3] The Head. Do we have any info on them? Not really. Does this make sense? Probably not. Is it fun? Hell yeah.
According to my lord and saviour Wikipedia: '26 is the gematric number, being the sum of the Hebrew characters (Hebrew: יהוה) being the name of the god of Israel – YHWH (Yahweh).' Which matches up with the amount of wings [or at least the amount there's meant to be, don't remember any references to Z corp] within the city, and the sum of a city could be said to be its leader.

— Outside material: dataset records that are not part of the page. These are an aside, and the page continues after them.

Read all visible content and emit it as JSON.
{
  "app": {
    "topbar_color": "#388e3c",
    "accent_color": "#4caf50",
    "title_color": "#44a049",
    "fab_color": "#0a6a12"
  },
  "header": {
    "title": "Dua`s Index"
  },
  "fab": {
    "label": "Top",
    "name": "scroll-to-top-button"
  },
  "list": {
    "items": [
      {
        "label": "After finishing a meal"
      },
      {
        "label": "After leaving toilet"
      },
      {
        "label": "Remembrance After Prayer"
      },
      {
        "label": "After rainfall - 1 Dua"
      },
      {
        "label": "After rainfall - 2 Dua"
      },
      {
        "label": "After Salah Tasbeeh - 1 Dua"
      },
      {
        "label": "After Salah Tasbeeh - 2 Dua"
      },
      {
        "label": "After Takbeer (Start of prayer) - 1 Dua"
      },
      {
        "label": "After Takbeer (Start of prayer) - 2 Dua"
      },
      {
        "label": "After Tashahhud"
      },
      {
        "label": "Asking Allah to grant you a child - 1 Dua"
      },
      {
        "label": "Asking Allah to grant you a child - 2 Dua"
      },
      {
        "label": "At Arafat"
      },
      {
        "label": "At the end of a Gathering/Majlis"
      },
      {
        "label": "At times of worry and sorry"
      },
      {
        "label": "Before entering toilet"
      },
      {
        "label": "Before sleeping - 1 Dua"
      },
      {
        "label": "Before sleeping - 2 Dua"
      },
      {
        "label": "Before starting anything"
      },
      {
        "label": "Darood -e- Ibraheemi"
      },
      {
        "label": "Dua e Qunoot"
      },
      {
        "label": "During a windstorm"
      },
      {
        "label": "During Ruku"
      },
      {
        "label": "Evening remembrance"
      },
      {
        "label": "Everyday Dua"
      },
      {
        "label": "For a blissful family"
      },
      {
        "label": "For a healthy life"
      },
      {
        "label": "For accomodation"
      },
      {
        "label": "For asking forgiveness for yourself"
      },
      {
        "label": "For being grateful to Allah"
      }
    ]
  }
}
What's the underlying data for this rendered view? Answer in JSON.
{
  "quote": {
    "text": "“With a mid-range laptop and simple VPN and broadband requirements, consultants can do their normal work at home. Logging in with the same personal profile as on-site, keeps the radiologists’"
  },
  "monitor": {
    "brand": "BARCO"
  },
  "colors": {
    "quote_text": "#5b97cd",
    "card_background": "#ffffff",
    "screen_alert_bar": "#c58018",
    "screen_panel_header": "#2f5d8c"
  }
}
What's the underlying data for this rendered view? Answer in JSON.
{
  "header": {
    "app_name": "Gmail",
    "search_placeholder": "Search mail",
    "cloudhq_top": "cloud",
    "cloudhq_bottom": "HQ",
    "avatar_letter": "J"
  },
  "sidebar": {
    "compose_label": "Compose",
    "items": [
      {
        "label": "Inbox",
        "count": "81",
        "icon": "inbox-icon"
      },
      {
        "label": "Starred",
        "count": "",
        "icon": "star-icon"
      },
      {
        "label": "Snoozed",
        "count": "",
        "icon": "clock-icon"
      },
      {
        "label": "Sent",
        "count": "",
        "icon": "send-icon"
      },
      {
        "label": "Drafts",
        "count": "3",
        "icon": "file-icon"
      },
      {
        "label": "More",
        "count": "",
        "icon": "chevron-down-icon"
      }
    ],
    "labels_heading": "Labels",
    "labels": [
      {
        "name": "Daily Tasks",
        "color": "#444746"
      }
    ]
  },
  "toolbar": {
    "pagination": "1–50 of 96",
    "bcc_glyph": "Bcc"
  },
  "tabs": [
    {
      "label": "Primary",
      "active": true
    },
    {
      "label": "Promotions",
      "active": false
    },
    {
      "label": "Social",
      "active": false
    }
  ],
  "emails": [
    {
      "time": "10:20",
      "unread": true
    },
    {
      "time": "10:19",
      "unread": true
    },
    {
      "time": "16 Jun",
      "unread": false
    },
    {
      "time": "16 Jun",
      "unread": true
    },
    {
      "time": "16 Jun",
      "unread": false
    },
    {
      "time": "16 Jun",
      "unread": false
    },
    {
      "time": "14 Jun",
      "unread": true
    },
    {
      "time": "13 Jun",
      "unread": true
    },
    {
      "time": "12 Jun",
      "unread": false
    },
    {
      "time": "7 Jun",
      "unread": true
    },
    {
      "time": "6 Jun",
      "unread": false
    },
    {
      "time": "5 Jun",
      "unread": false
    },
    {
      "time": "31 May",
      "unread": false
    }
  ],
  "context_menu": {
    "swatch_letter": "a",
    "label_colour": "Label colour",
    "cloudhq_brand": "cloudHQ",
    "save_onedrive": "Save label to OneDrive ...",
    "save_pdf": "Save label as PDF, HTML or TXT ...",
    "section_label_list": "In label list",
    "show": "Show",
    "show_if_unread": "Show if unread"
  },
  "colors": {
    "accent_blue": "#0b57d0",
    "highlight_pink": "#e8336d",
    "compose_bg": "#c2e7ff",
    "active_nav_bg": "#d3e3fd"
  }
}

There also the holy trinity idea of the Arbiters, Beholders and Claws of the head, and how they will know if any one of The City's rules are broken in a way reminiscent of how God's omniscience is described. As well as how it seems that the calendar was reset at some point or another - looking at the dates on Dante's notes - which possibly aligned with the date of The City's formation, and which matches how our calendar reset with the birth of Christ [does that then make The City itself Jesus? Someone or something to be sacrificed for other's sins and then revived? Or is it just referencing how a major religious moment was the thing to reset the calendar].
In this case, would the game's version of God speaking through the angel to nudge Moses into guiding His people be The City being reflected through Dante to guide someone [the sinners? Limbus Co. Itself?] into making The City slightly less shit? Unsure.
Hope you don't mind my rambles, but all the ideas you put out are really interesting and I have no irls to talk abt this game with, have a nice day!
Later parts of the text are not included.